Woody Woodmansey è l’unico membro vivente di quel fenomeno mediatico che prese il nome di Spiders From Mars, la fantomatica backin’ band di Ziggy Stardust, alias David Bowie, che per qualche anno mise a ferro e fuoco il Regno Unito. Woodmansey, impegnato ora insieme a Tony Visconti nel progetto Holy Holy, ha scritto una sentita prefazione al libro David Bowie (Hoepli, 2017). Eccola.
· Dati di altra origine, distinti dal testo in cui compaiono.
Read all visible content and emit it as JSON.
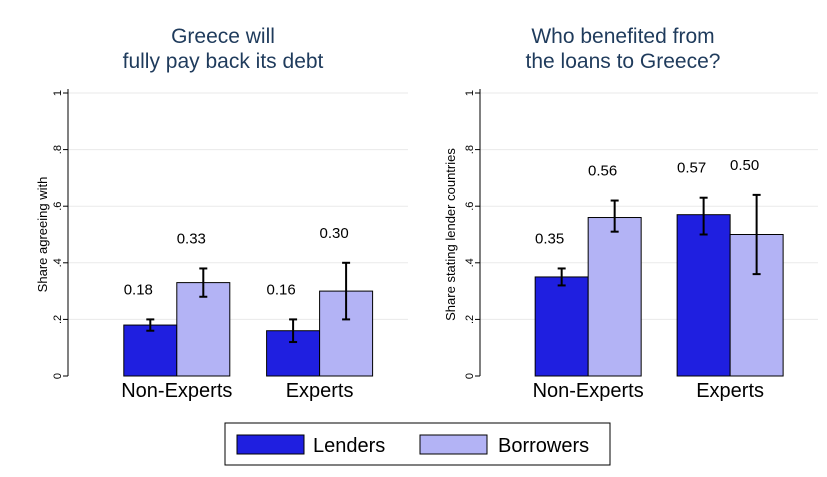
{
  "chart_data": [
    {
      "type": "bar",
      "title": [
        "Greece will",
        "fully pay back its debt"
      ],
      "ylabel": "Share agreeing with",
      "ylim": [
        0,
        1
      ],
      "yticks": [
        "0",
        ".2",
        ".4",
        ".6",
        ".8",
        "1"
      ],
      "categories": [
        "Non-Experts",
        "Experts"
      ],
      "series": [
        {
          "name": "Lenders",
          "values": [
            0.18,
            0.16
          ],
          "labels": [
            "0.18",
            "0.16"
          ],
          "ci_low": [
            0.16,
            0.12
          ],
          "ci_high": [
            0.2,
            0.2
          ]
        },
        {
          "name": "Borrowers",
          "values": [
            0.33,
            0.3
          ],
          "labels": [
            "0.33",
            "0.30"
          ],
          "ci_low": [
            0.28,
            0.2
          ],
          "ci_high": [
            0.38,
            0.4
          ]
        }
      ],
      "grid": true
    },
    {
      "type": "bar",
      "title": [
        "Who benefited from",
        "the loans to Greece?"
      ],
      "ylabel": "Share stating lender countries",
      "ylim": [
        0,
        1
      ],
      "yticks": [
        "0",
        ".2",
        ".4",
        ".6",
        ".8",
        "1"
      ],
      "categories": [
        "Non-Experts",
        "Experts"
      ],
      "series": [
        {
          "name": "Lenders",
          "values": [
            0.35,
            0.57
          ],
          "labels": [
            "0.35",
            "0.57"
          ],
          "ci_low": [
            0.32,
            0.5
          ],
          "ci_high": [
            0.38,
            0.63
          ]
        },
        {
          "name": "Borrowers",
          "values": [
            0.56,
            0.5
          ],
          "labels": [
            "0.56",
            "0.50"
          ],
          "ci_low": [
            0.51,
            0.36
          ],
          "ci_high": [
            0.62,
            0.64
          ]
        }
      ],
      "grid": true
    }
  ],
  "legend": {
    "placement": "bottom",
    "items": [
      {
        "label": "Lenders",
        "color": "#1f1fe0"
      },
      {
        "label": "Borrowers",
        "color": "#b3b3f5"
      }
    ]
  }
}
Quando lo incontrai la prima volta, David era un artista di grandi speranze e molto talento, ma sostanzialmente ancora alla ricerca di se stesso. Il mio grande amico Mick Ronson aveva appena lasciato i Rats, la band in cui suonavamo insieme, per unirsi proprio alla band di Bowie e Tony Visconti e, di colpo, mi ritrovai senza band, né grandi prospettive future, se non quella di mollare completamente i miei sogni di musicista per andare a lavorare in un’azienda che aveva deciso di investire su di me. Ottimo impiego, una macchina e una casa, ma niente a che a che vedere con il rock n’ roll. La proposta mi venne fatta un venerdì, così mi presi due giorni per decidere e dare loro una risposta il lunedì mattina seguente. Il sabato mi chiamò David dicendomi che mi voleva nella band.
Ricordavo quel nome per via di Space Oddity, passata alla radio durante tutto il periodo in cui l’infatuazione per i viaggi spaziali sembrava essere l’unico argomento da trattare nel mondo, ma onestamente non mi aveva impressionato granché: ai tempi ero molto selettivo e se un brano non presentava una parte di batteria di una certa forza, cambiavo in fretta stazione radiofonica. L’intesa fu immediata e aiutata dalle parole con cui Mick mi aveva presentato al resto della band. Quello della registrazione di The Man Who Sold The World resta uno dei periodi più emozionanti e gratificanti di tutta la mia vita: eravamo tutti entusiasti dell’album e col tempo avrebbe assunto lo status di disco seminale, ma i tempi non erano ancora maturi e, probabilmente, nemmeno noi. Con Hunky Dory mettemmo a punto la formula che ci avrebbe dato la celebrità, soprattutto perché David aveva finalmente compreso dove volesse andare e come farlo. Non smetterò mai di sottolineare l’importanza di Ronson in quel processo: David aveva un talento che non ho mai ritrovato in nessun altro, ma forse senza Mick si sarebbe espresso più tardi o in maniera differente. Poi arrivò Ziggy e tutto diventò mastodontico, senza precedenti, ma anche pericoloso. Ricordo scene deliranti fuori dai concerti, dove più volte rischiammo la nostra stessa incolumità. La gente aveva perso la testa e, rivendendo a posteriori tutti quegli anni, anche noi. Iniziarono gli abusi, le settimane senza dormire e le tensioni, che contribuirono ad alzare continuamente l’asticella. Quando, sul palco dell’Hammersmith, David disse che era finita, persi la testa. Cosa stava dicendo? Era una specie di scherzo? La presi malissimo. Completamente immerso nella faccenda, non potevo capire che David non avrebbe potuto portare avanti tutta quella cosa a lungo, né che, uccidendo Ziggy, stesse semplicemente salvando sé stesso e la sua carriera. Lo compresi solo molto tempo dopo e, in un certo senso, fu liberatorio.
Col tempo, ho fatto pace con me stesso, con quel periodo della mia vita e col fatto di essere l’ultimo Spider From Mars vivente, tanto che negli ultimi anni insieme a Tony Visconti siamo tornati a riproporre quel repertorio con gli Holy Holy e a divertirci come ai vecchi tempi. Per uno strano scherzo del destino, quando David morì mi trovavo proprio in tour con la band, ma Tony fu così fedele al suo amico da non menzionare mai la sua malattia durante quei mesi. Credo che tenersi dentro quel peso fosse qualcosa di devastante, soprattutto perché ogni sera suonava brani che per noi erano una celebrazione, mentre per lui probabilmente si erano trasformati in una specie di tortura. La sera dell’otto gennaio, il giorno del compleanno di David, stavamo suonando proprio nella sua New York e Tony decise di chiamarlo per fargli sentire gli auguri del suo pubblico. David chiese a tutti se avessero apprezzato Blackstar, uscito proprio quel giorno. È bello pensare di aver contribuito all’ultima dimostrazione d’affetto ricevuta in vita da chi lo aveva amato per più di quarant’anni.